The process of exporting events from Kaspersky Security Center Linux to external SIEM systems involves two parties: an event sender—Kaspersky Security Center Linux and an event receiver—SIEM system. You must configure the export of events in your SIEM system and in the Kaspersky Security Center Linux.
The settings that you specify in the SIEM system depend on the particular system that you are using. Generally, for all SIEM systems you must set up a receiver and, optionally, a message parser to parse received events.
Setting up the receiver
To receive events sent by Kaspersky Security Center Linux, you must set up the receiver in your SIEM system. In general, the following settings must be specified in the SIEM system:
A message transfer protocol, either UDP, TCP, or TLS, over TCP. This protocol must be the same as the protocol you specified in Kaspersky Security Center Linux.
Specify the port number to connect to Kaspersky Security Center Linux.
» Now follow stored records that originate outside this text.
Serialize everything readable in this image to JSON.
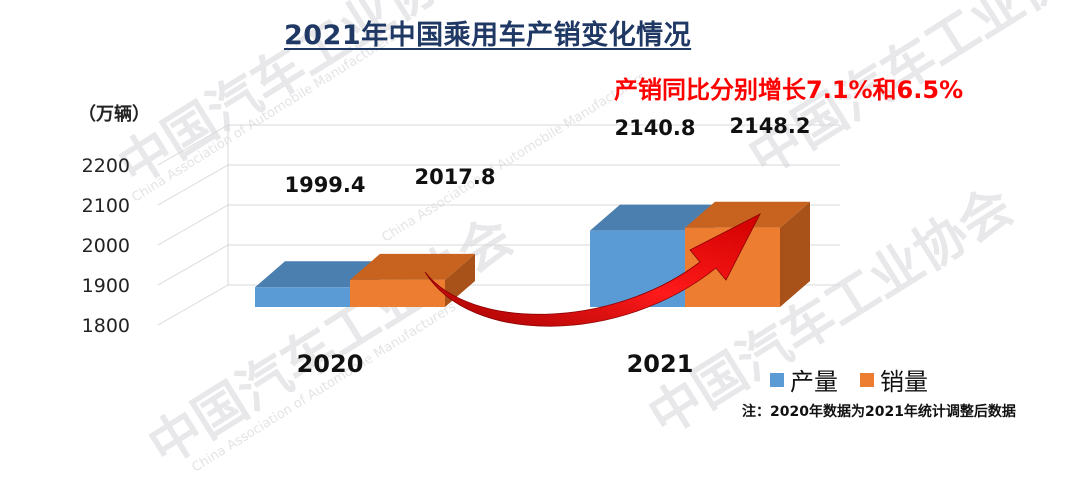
{
  "header": {
    "title": "2021年中国乘用车产销变化情况"
  },
  "callout": "产销同比分别增长7.1%和6.5%",
  "note": "注：2020年数据为2021年统计调整后数据",
  "colors": {
    "production": "#5b9bd5",
    "sales": "#ed7d31",
    "arrow": "#e00000",
    "title": "#1f3864"
  },
  "watermark": {
    "text": "中国汽车工业协会",
    "sub": "China Association of Automobile Manufacturers"
  },
  "chart_data": {
    "type": "bar",
    "ylabel": "（万辆）",
    "ylim": [
      1800,
      2200
    ],
    "yticks": [
      "2200",
      "2100",
      "2000",
      "1900",
      "1800"
    ],
    "categories": [
      "2020",
      "2021"
    ],
    "series": [
      {
        "name": "产量",
        "values": [
          1999.4,
          2140.8
        ],
        "labels": [
          "1999.4",
          "2140.8"
        ]
      },
      {
        "name": "销量",
        "values": [
          2017.8,
          2148.2
        ],
        "labels": [
          "2017.8",
          "2148.2"
        ]
      }
    ],
    "legend_position": "bottom-right",
    "grid": true
  }
}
This port must be the same as the port you specify in Kaspersky Security Center Linux during configuration with a SIEM system.
Specify the Syslog format.
Depending on the SIEM system that you use, you may have to specify some additional receiver settings.
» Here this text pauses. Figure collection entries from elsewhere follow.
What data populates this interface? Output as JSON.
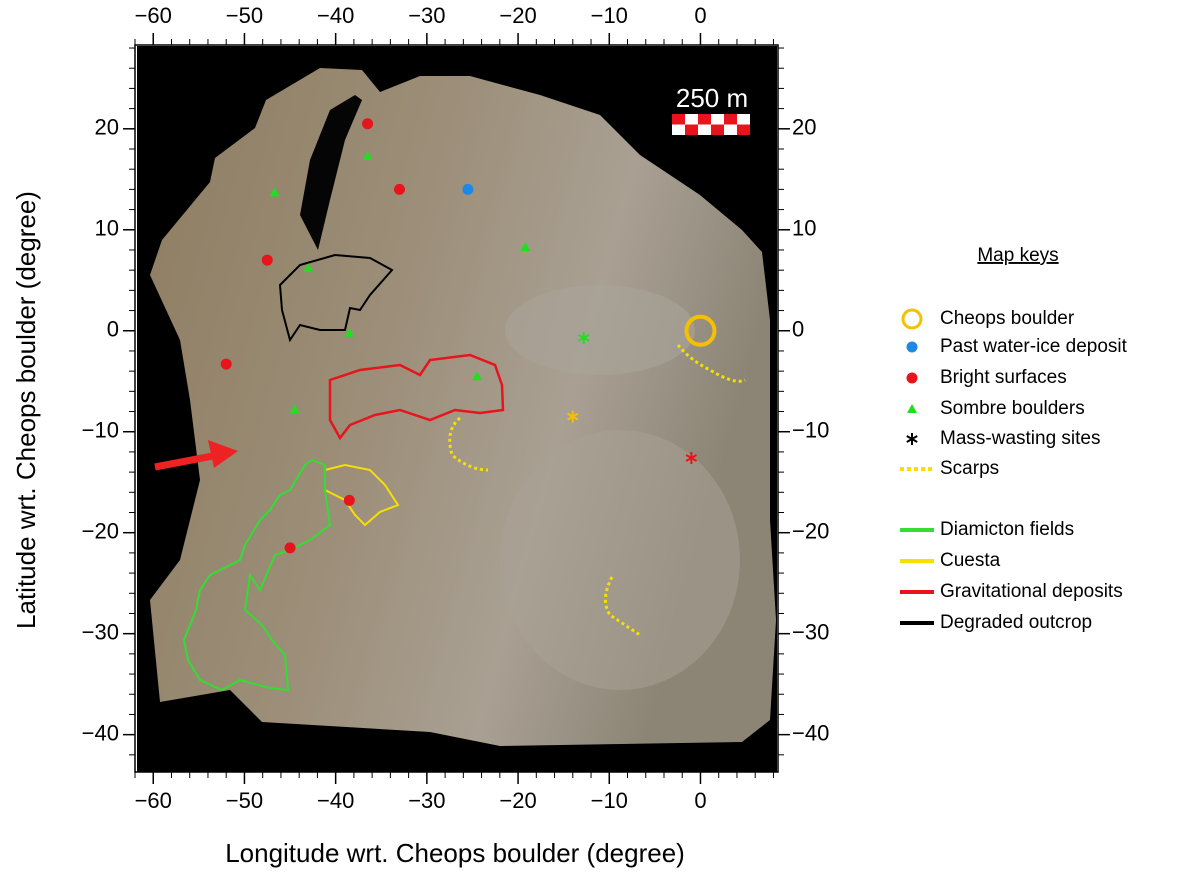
{
  "map": {
    "x_label": "Longitude wrt. Cheops boulder (degree)",
    "y_label": "Latitude  wrt. Cheops boulder (degree)",
    "xlim": [
      -62,
      8.5
    ],
    "ylim": [
      -43.7,
      28.3
    ],
    "xticks": [
      {
        "value": -60,
        "label": "−60"
      },
      {
        "value": -50,
        "label": "−50"
      },
      {
        "value": -40,
        "label": "−40"
      },
      {
        "value": -30,
        "label": "−30"
      },
      {
        "value": -20,
        "label": "−20"
      },
      {
        "value": -10,
        "label": "−10"
      },
      0
    ],
    "yticks": [
      {
        "value": -40,
        "label": "−40"
      },
      {
        "value": -30,
        "label": "−30"
      },
      {
        "value": -20,
        "label": "−20"
      },
      {
        "value": -10,
        "label": "−10"
      },
      0,
      10,
      20
    ],
    "scale_bar": "250 m",
    "legend": {
      "title": "Map keys",
      "items": [
        {
          "label": "Cheops boulder",
          "symbol": "circle-open",
          "color": "#f5c000",
          "points": [
            {
              "lon": 0,
              "lat": 0
            }
          ]
        },
        {
          "label": "Past water-ice deposit",
          "symbol": "circle",
          "color": "#1e88e5",
          "points": [
            {
              "lon": -25.5,
              "lat": 14
            }
          ]
        },
        {
          "label": "Bright surfaces",
          "symbol": "circle",
          "color": "#e8141c",
          "points": [
            {
              "lon": -36.5,
              "lat": 20.5
            },
            {
              "lon": -33,
              "lat": 14
            },
            {
              "lon": -47.5,
              "lat": 7
            },
            {
              "lon": -52,
              "lat": -3.3
            },
            {
              "lon": -38.5,
              "lat": -16.8
            },
            {
              "lon": -45,
              "lat": -21.5
            }
          ]
        },
        {
          "label": "Sombre boulders",
          "symbol": "triangle",
          "color": "#22dd22",
          "points": [
            {
              "lon": -36.5,
              "lat": 17.3
            },
            {
              "lon": -46.7,
              "lat": 13.7
            },
            {
              "lon": -43,
              "lat": 6.2
            },
            {
              "lon": -38.5,
              "lat": -0.2
            },
            {
              "lon": -19.2,
              "lat": 8.3
            },
            {
              "lon": -24.5,
              "lat": -4.5
            },
            {
              "lon": -44.5,
              "lat": -7.8
            }
          ]
        },
        {
          "label": "Mass-wasting sites",
          "symbol": "asterisk",
          "color": "#000000",
          "points": [
            {
              "lon": -12.8,
              "lat": -0.7,
              "color": "#22dd22"
            },
            {
              "lon": -14,
              "lat": -8.5,
              "color": "#f5c000"
            },
            {
              "lon": -1,
              "lat": -12.6,
              "color": "#e8141c"
            }
          ]
        },
        {
          "label": "Scarps",
          "symbol": "dotted",
          "color": "#f5e000"
        },
        {
          "label": "Diamicton fields",
          "symbol": "line",
          "color": "#33dd33"
        },
        {
          "label": "Cuesta",
          "symbol": "line",
          "color": "#f5e000"
        },
        {
          "label": "Gravitational deposits",
          "symbol": "line",
          "color": "#e8141c"
        },
        {
          "label": "Degraded outcrop",
          "symbol": "line",
          "color": "#000000"
        }
      ]
    }
  }
}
The figure below shows the receiver setup screen in ArcSight.
Receiver setup in ArcSight
Message parser
Exported events are passed to SIEM systems as messages. These messages must be properly parsed so that information on the events can be used by the SIEM system. Message parsers are part of the SIEM system; they are used to split the contents of the message into the relevant fields, such as event ID, severity, description, parameters. This enables the SIEM system to process events received from Kaspersky Security Center Linux so that they can be stored in the SIEM system database.